My own issue ranking my values turned out to be a problem with the ranking in general. Should they be ranked in importance of the necessity of the value as an outcome, or in importance of the necessity to focus on the value? I think the former is what I was looking for, but even I wasn’t clear on that when I began the exercise.
After everyone put their values up on the board, we read them off. Then I asked the team to choose several values that we share as a team. We pulled them off the individual members’ lists, and put them in the team list. Then I asked each person to come up and rank those values, then explain why they had ordered them that way, especially when they ordered them significantly different than the last person. I was hoping to come to some convergence of the rank over time, so we could document our values in rank order. That didn’t happen. But the discussion was illuminating to me and to everyone on the team.
I think the most interesting part about the lack of convergence was the difference between the developers and the product guys. The product guys definitely viewed the values more in terms of outcomes than the process. That makes sense — they’re not as intimately involved in the process of building the product.
We were able to converge on the top priority though: Will the user buy the product? This was a combination of a couple different values that we merged together. This included the end user experience as well as making sure the team would continue to have a reason for existing. The rest of the values we left unordered: Teamwork (cohesiveness), Data driven decisions, Team ownership, Simplicity, Effectiveness, Maintainability / Supportability, Quality, Automation, and Performance. I think that’s a pretty decent list.

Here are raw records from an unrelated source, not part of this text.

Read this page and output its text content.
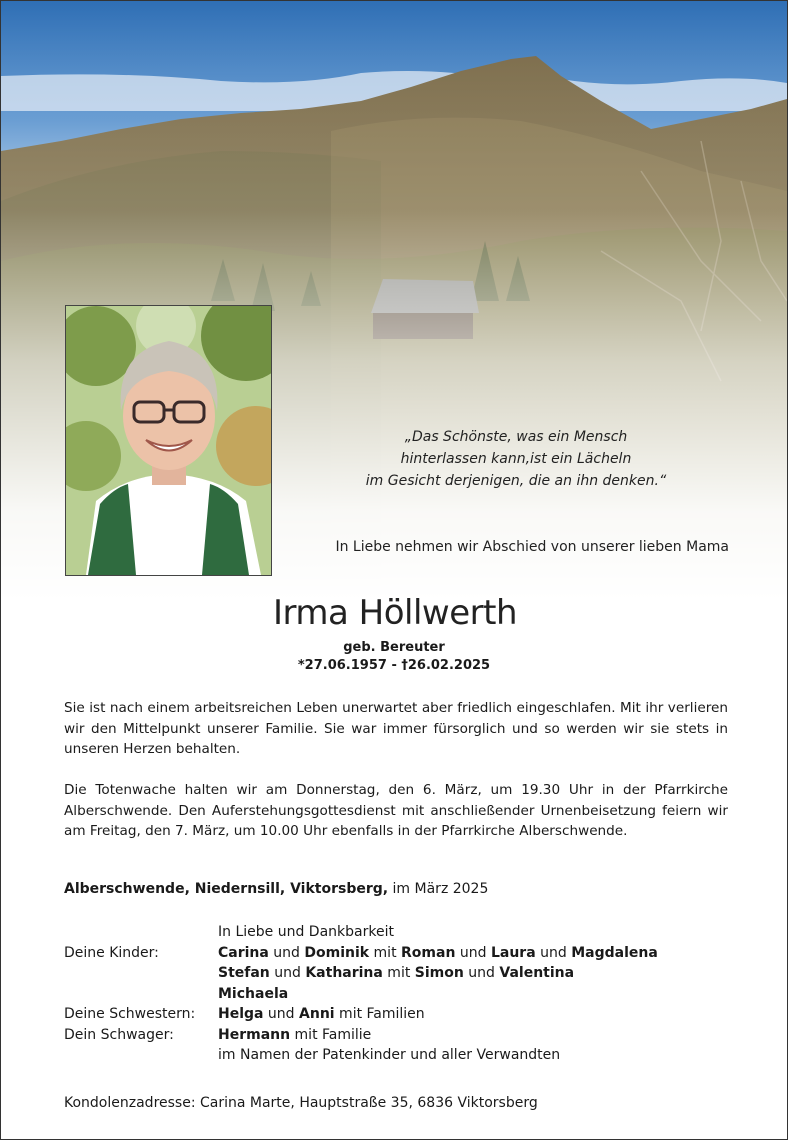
„Das Schönste, was ein Mensch
hinterlassen kann,ist ein Lächeln
im Gesicht derjenigen, die an ihn denken.“
In Liebe nehmen wir Abschied von unserer lieben Mama
Irma Höllwerth
geb. Bereuter
*27.06.1957 - †26.02.2025
Sie ist nach einem arbeitsreichen Leben unerwartet aber friedlich eingeschlafen. Mit ihr verlieren wir den Mittelpunkt unserer Familie. Sie war immer fürsorglich und so werden wir sie stets in unseren Herzen behalten.
Die Totenwache halten wir am Donnerstag, den 6. März, um 19.30 Uhr in der Pfarrkirche Alberschwende. Den Auferstehungsgottesdienst mit anschließender Urnenbeisetzung feiern wir am Freitag, den 7. März, um 10.00 Uhr ebenfalls in der Pfarrkirche Alberschwende.
Alberschwende, Niedernsill, Viktorsberg, im März 2025
In Liebe und Dankbarkeit
Deine Kinder:	Carina und Dominik mit Roman und Laura und Magdalena
Stefan und Katharina mit Simon und Valentina
Michaela
Deine Schwestern:	Helga und Anni mit Familien
Dein Schwager:	Hermann mit Familie
im Namen der Patenkinder und aller Verwandten
Kondolenzadresse: Carina Marte, Hauptstraße 35, 6836 Viktorsberg
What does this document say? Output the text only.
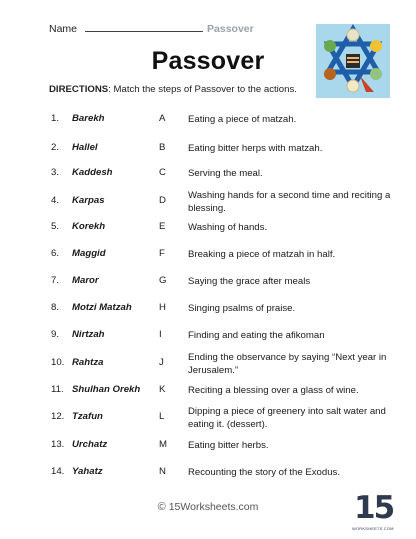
Name	Passover
Passover
DIRECTIONS: Match the steps of Passover to the actions.
1. Barekh	A Eating a piece of matzah.
2. Hallel	B Eating bitter herps with matzah.
3. Kaddesh	C Serving the meal.
4. Karpas	D Washing hands for a second time and reciting a blessing.
5. Korekh	E Washing of hands.
6. Maggid	F Breaking a piece of matzah in half.
7. Maror	G Saying the grace after meals
8. Motzi Matzah	H Singing psalms of praise.
9. Nirtzah	I	Finding and eating the afikoman
10. Rahtza	J	Ending the observance by saying “Next year in Jerusalem.”
11. Shulhan Orekh K Reciting a blessing over a glass of wine.
12. Tzafun	L Dipping a piece of greenery into salt water and eating it. (dessert).
13. Urchatz	M Eating bitter herbs.
14. Yahatz	N Recounting the story of the Exodus.
© 15Worksheets.com	15
WORKSHEETS.COM
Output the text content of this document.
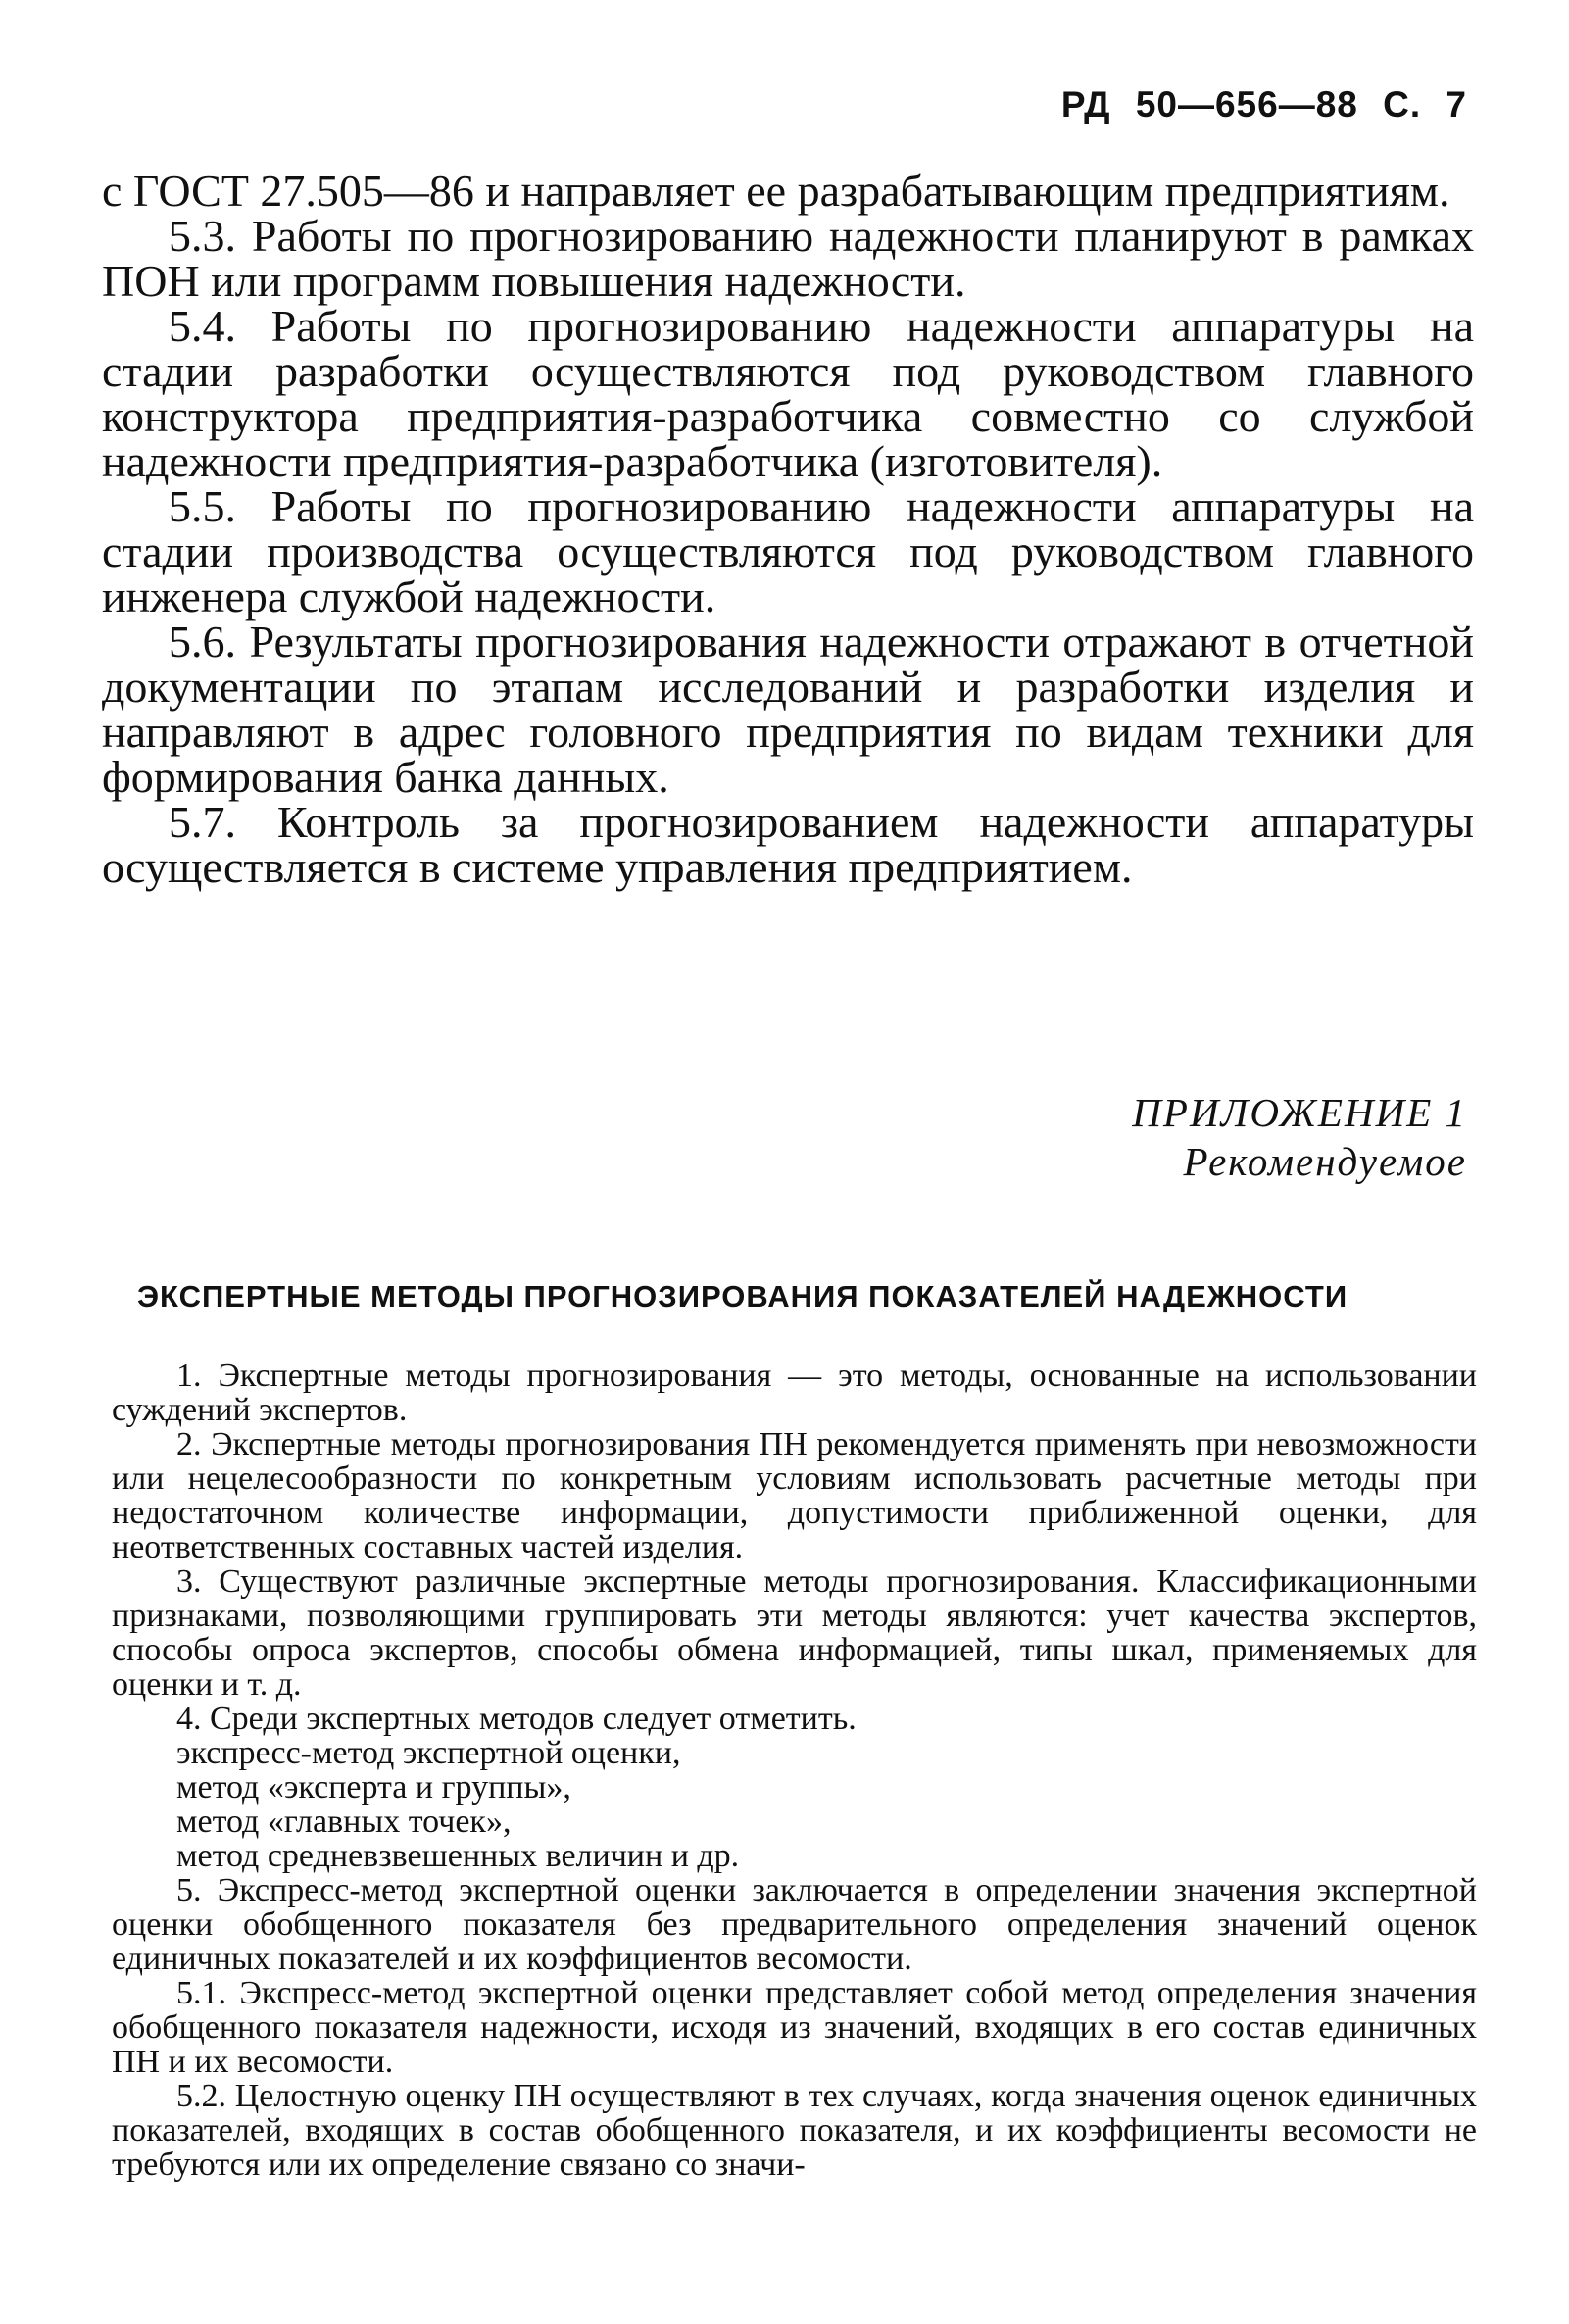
РД 50—656—88 С. 7

с ГОСТ 27.505—86 и направляет ее разрабатывающим предприятиям.

5.3. Работы по прогнозированию надежности планируют в рамках ПОН или программ повышения надежности.

5.4. Работы по прогнозированию надежности аппаратуры на стадии разработки осуществляются под руководством главного конструктора предприятия-разработчика совместно со службой надежности предприятия-разработчика (изготовителя).

5.5. Работы по прогнозированию надежности аппаратуры на стадии производства осуществляются под руководством главного инженера службой надежности.

5.6. Результаты прогнозирования надежности отражают в отчетной документации по этапам исследований и разработки изделия и направляют в адрес головного предприятия по видам техники для формирования банка данных.

5.7. Контроль за прогнозированием надежности аппаратуры осуществляется в системе управления предприятием.

ПРИЛОЖЕНИЕ 1
Рекомендуемое
ЭКСПЕРТНЫЕ МЕТОДЫ ПРОГНОЗИРОВАНИЯ ПОКАЗАТЕЛЕЙ НАДЕЖНОСТИ

1. Экспертные методы прогнозирования — это методы, основанные на использовании суждений экспертов.

2. Экспертные методы прогнозирования ПН рекомендуется применять при невозможности или нецелесообразности по конкретным условиям использовать расчетные методы при недостаточном количестве информации, допустимости приближенной оценки, для неответственных составных частей изделия.

3. Существуют различные экспертные методы прогнозирования. Классификационными признаками, позволяющими группировать эти методы являются: учет качества экспертов, способы опроса экспертов, способы обмена информацией, типы шкал, применяемых для оценки и т. д.

4. Среди экспертных методов следует отметить.

экспресс-метод экспертной оценки,

метод «эксперта и группы»,

метод «главных точек»,

метод средневзвешенных величин и др.

5. Экспресс-метод экспертной оценки заключается в определении значения экспертной оценки обобщенного показателя без предварительного определения значений оценок единичных показателей и их коэффициентов весомости.

5.1. Экспресс-метод экспертной оценки представляет собой метод определения значения обобщенного показателя надежности, исходя из значений, входящих в его состав единичных ПН и их весомости.

5.2. Целостную оценку ПН осуществляют в тех случаях, когда значения оценок единичных показателей, входящих в состав обобщенного показателя, и их коэффициенты весомости не требуются или их определение связано со значи-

As a couple teammates pointed out, those values are probably in part a reflection of this current point in time. If I asked the same question some other time, under different conditions and team dynamics, the answers would probably change a bit. And we’d probably come up with other answers if asked again, just due to randomness of the way we think about these things.
But I don’t think I’d do this activity a second time with the team. It was really about understanding our motivations — both our own, and those of our teammates. I found it effective in that way, and also in helping the team to think about our culture and how we can work to shape it to help us all push in the same direction.
There are a few caveats. When I asked for feedback on the exercise, one teammate pointed out that it wouldn’t work if people weren’t honest about their values, and they answered with what they thought management or their teammates wanted to hear. I don’t think that was an issue with this group, but it’s something to keep in mind.
The other major thing I’d do is to make it clear up front that I’m not looking for any action items from this activity; it’s more about understanding each other and ourselves. And next time, I’ll work to clarify how to rank the values.
I would recommend this activity for a new team, or when the makeup of the team is changing in some significant way. I wish there was a way to help a team converge on the ranking of their values, but I suppose I should be happy that agreeing on the set of important values went pretty quickly. And the diversity of ideas and opinions is probably a blessing that I should be embracing — the more ideas we have, the wider the variety of solutions we can imagine.